日本郵政公社の「中期経営目標・中期経営計画」について

現在、日本郵政公社設立会議では、来年4月から4年間にわたる日本郵政公社の「中期経営目標・中期経営計画」を検討されているが、私どもとしては、今後の検討及びとりまとめに際し、以下の事項を考慮されるよう要望する。

1.中期経営目標について

わが国の郵便貯金は、「少額貯蓄手段の提供」という本来の目的を大きく逸脱し、今やその残高が約240兆円に達するなど、質・量ともに肥大化している。
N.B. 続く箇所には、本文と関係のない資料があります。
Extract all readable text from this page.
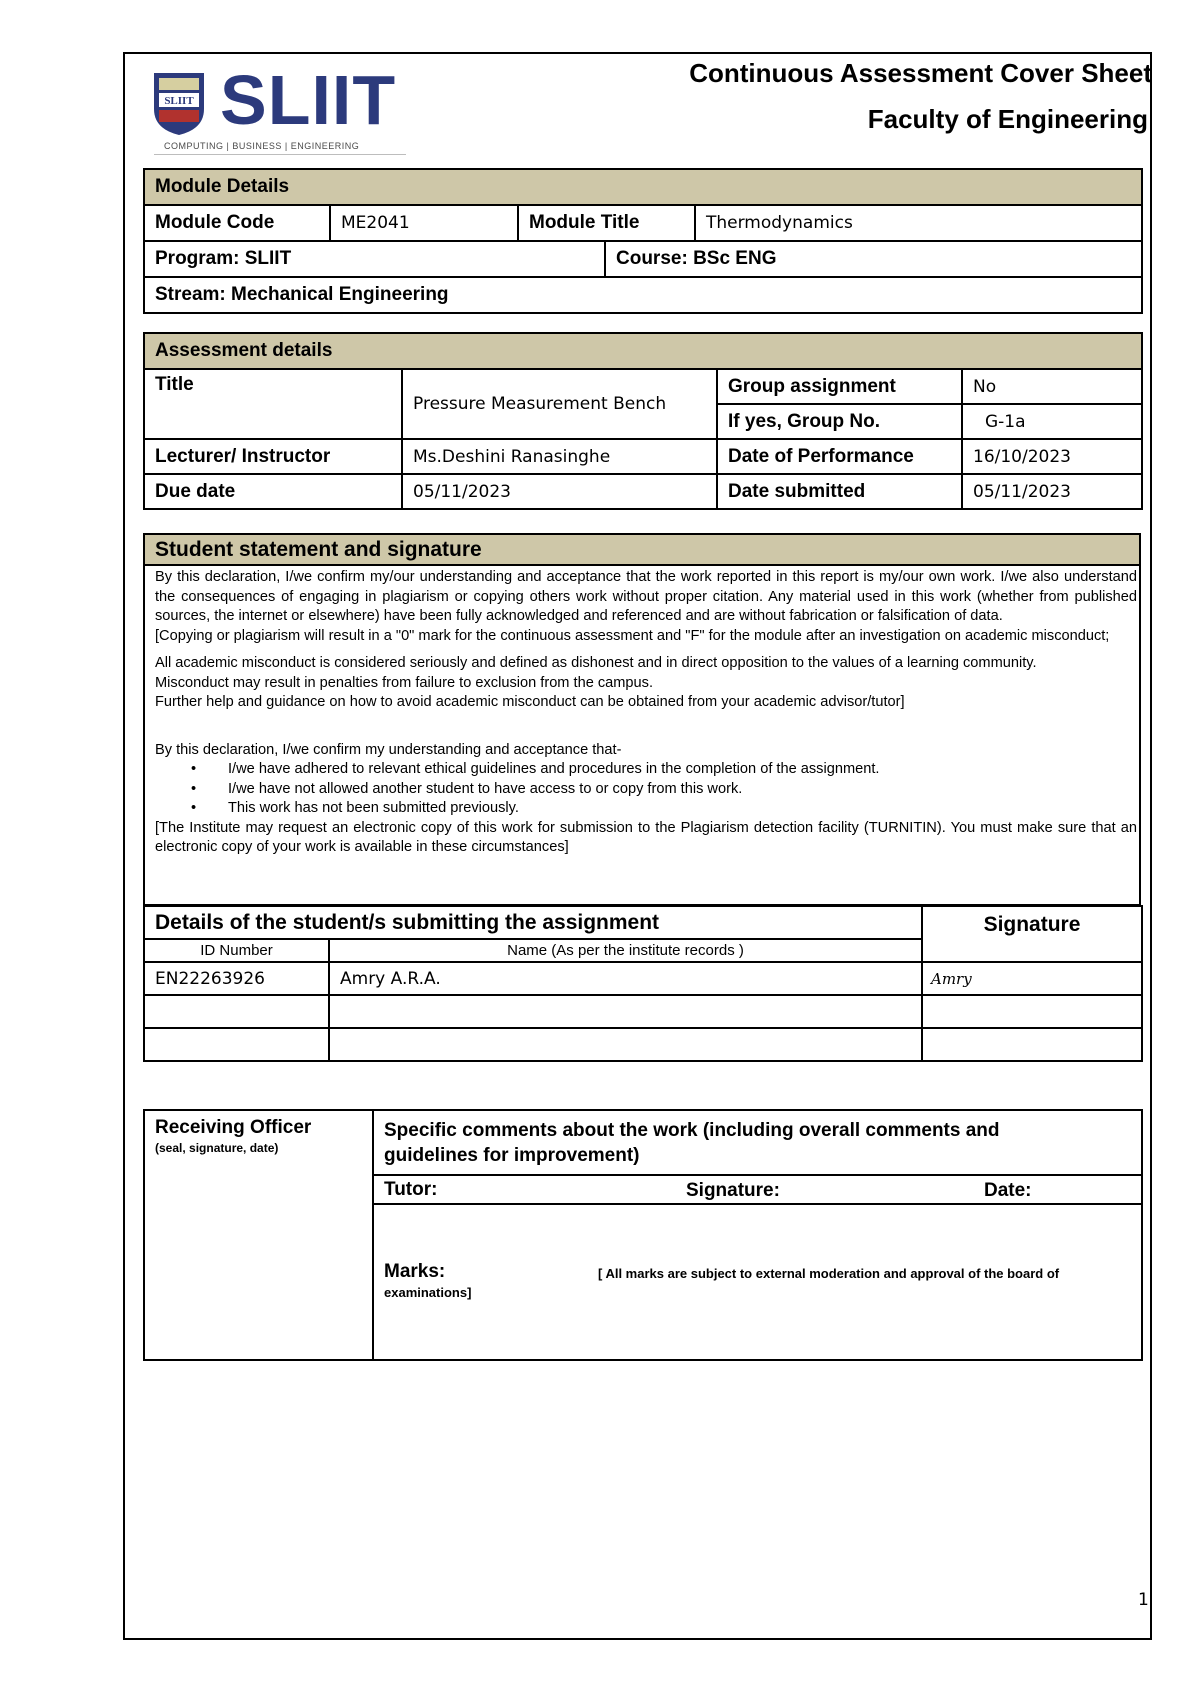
SLIIT SLIIT
COMPUTING | BUSINESS | ENGINEERING
Continuous Assessment Cover Sheet
Faculty of Engineering
Module Details				
Module Code	ME2041	Module Title		Thermodynamics
Program: SLIIT			Course: BSc ENG	
Stream: Mechanical Engineering				
Assessment details			
Title	Pressure Measurement Bench	Group assignment	No
		If yes, Group No.	G-1a
Lecturer/ Instructor	Ms.Deshini Ranasinghe	Date of Performance	16/10/2023
Due date	05/11/2023	Date submitted	05/11/2023
Student statement and signature

By this declaration, I/we confirm my/our understanding and acceptance that the work reported in this report is my/our own work. I/we also understand the consequences of engaging in plagiarism or copying others work without proper citation. Any material used in this work (whether from published sources, the internet or elsewhere) have been fully acknowledged and referenced and are without fabrication or falsification of data.

[Copying or plagiarism will result in a "0" mark for the continuous assessment and "F" for the module after an investigation on academic misconduct;

All academic misconduct is considered seriously and defined as dishonest and in direct opposition to the values of a learning community.

Misconduct may result in penalties from failure to exclusion from the campus.

Further help and guidance on how to avoid academic misconduct can be obtained from your academic advisor/tutor]

By this declaration, I/we confirm my understanding and acceptance that-

• I/we have adhered to relevant ethical guidelines and procedures in the completion of the assignment.
• I/we have not allowed another student to have access to or copy from this work.
• This work has not been submitted previously.

[The Institute may request an electronic copy of this work for submission to the Plagiarism detection facility (TURNITIN). You must make sure that an electronic copy of your work is available in these circumstances]

Details of the student/s submitting the assignment		Signature
ID Number	Name (As per the institute records )	
EN22263926	Amry A.R.A.	Amry

Receiving Officer
(seal, signature, date)
	Specific comments about the work (including overall comments and guidelines for improvement)
Tutor:	Signature:	Date:

Marks:	[ All marks are subject to external moderation and approval of the board of
examinations]
1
しかしながら、平成14年の通常国会において成立した日本郵政公社法では、「官業ゆえの特典」が温存される一方、国の政策として事業を営む際の原則である「民業補完」の目的規定が明記されないなど問題が多く、私どもとしては、今後の日本郵政公社の事業運営に大きな懸念を持たざるを得ない。
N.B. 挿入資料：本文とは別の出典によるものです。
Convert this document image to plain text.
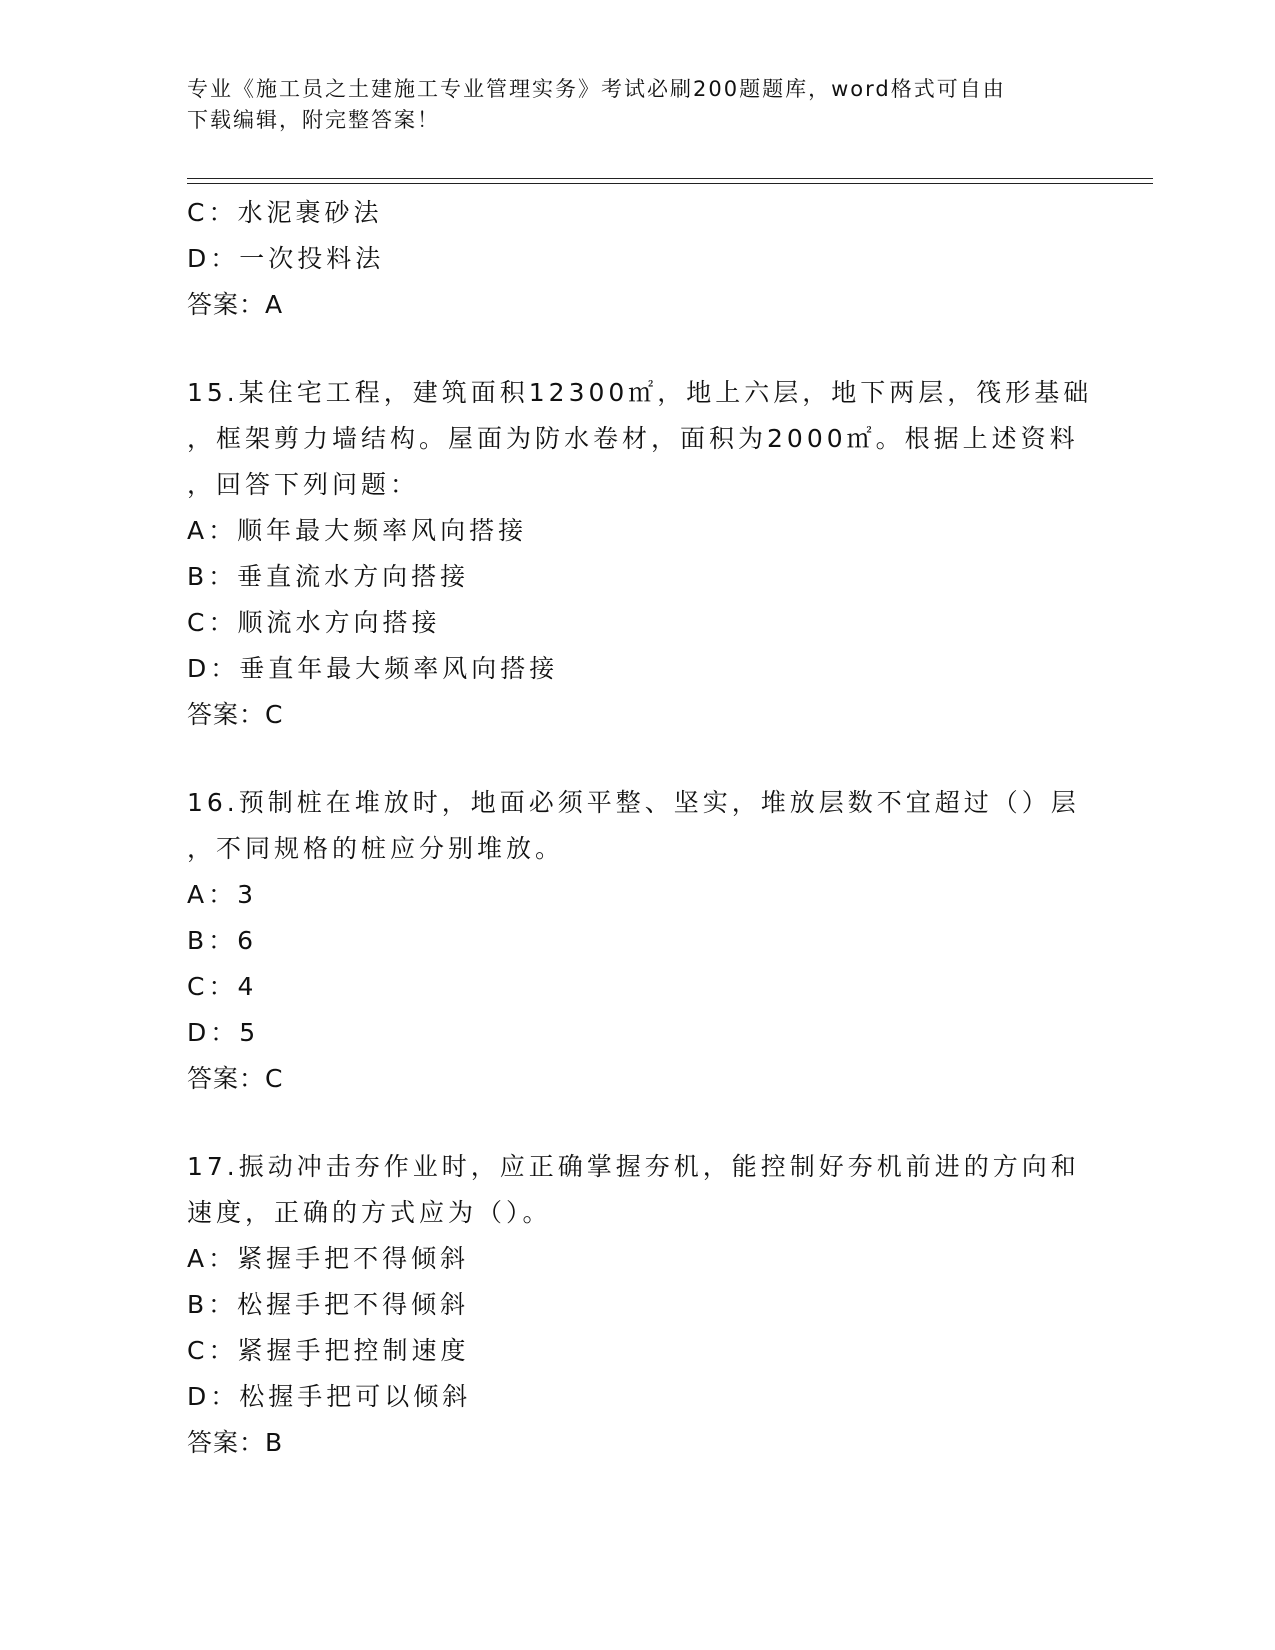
专业《施工员之土建施工专业管理实务》考试必刷200题题库，word格式可自由
下载编辑，附完整答案！
C：水泥裹砂法
D：一次投料法
答案：A
15.某住宅工程，建筑面积12300㎡，地上六层，地下两层，筏形基础
，框架剪力墙结构。屋面为防水卷材，面积为2000㎡。根据上述资料
，回答下列问题：
A：顺年最大频率风向搭接
B：垂直流水方向搭接
C：顺流水方向搭接
D：垂直年最大频率风向搭接
答案：C
16.预制桩在堆放时，地面必须平整、坚实，堆放层数不宜超过（）层
，不同规格的桩应分别堆放。
A：3
B：6
C：4
D：5
答案：C
17.振动冲击夯作业时，应正确掌握夯机，能控制好夯机前进的方向和
速度，正确的方式应为（）。
A：紧握手把不得倾斜
B：松握手把不得倾斜
C：紧握手把控制速度
D：松握手把可以倾斜
答案：B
したがって、今回策定される「中期経営目標」においては、「民業補完」の観点を明確にするとともに、肥大化した現状を見直す旨の目標を設定すべきである。

2.中期経営計画について

上記の観点から、現在検討中の事業計画(骨子案)等を見ると、さらに以下のような点に留意する必要があると考える。

(1)国営の公社に相応しい内容であるべき

  • 郵便貯金の獲得を奨励するような事業計画・予算としないことは勿論、事業に係る法令遵守、特に「預入限度額」の厳正管理を明確にすること。
  • また、資金運用計画では、巨額の資金運用を行う立場であることを踏まえ、金融・資本市場の安定性等に十分配慮した内容のものとすること。

(2)業務監査の強化を図るべき

  • 金融庁検査や日本銀行考査など、外部検査・監査の積極的な導入を図るとともに、国営の公社という特殊性に鑑み、独自の業務監査を実施し、その結果を国民に公表すること。
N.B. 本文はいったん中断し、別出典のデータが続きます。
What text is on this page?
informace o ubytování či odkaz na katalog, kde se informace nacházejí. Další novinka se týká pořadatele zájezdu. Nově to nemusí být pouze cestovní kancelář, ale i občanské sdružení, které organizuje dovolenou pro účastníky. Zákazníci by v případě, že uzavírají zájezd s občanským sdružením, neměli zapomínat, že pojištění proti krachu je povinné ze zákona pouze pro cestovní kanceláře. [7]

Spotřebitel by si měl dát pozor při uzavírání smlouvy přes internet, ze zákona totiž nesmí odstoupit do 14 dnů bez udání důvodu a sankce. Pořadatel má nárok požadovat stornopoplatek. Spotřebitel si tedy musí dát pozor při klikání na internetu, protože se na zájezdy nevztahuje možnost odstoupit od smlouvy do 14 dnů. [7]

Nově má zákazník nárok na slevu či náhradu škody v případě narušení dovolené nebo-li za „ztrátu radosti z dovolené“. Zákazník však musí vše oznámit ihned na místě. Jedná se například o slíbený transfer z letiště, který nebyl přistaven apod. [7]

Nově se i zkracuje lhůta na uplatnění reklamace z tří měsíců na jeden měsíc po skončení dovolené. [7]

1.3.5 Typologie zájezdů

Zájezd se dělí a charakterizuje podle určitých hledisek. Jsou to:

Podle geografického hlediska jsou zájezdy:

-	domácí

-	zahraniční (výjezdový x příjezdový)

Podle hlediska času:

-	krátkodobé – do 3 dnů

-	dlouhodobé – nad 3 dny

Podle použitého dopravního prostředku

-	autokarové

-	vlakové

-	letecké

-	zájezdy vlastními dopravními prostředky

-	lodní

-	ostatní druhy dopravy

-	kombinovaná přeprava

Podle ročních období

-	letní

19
3.中期経営目標・計画策定に係る手続きや情報開示等について

国営の公社の経営目標・経営計画であるという特殊性に鑑み、関係する民間業界や国民の意見を聴取するプロセスを設ける必要があると考える。

また、中期経営目標や事業計画等の策定の根拠とした各種計数を積極的に開示するとともに、地域(支社)別の事業計画等も策定・公表するべきである。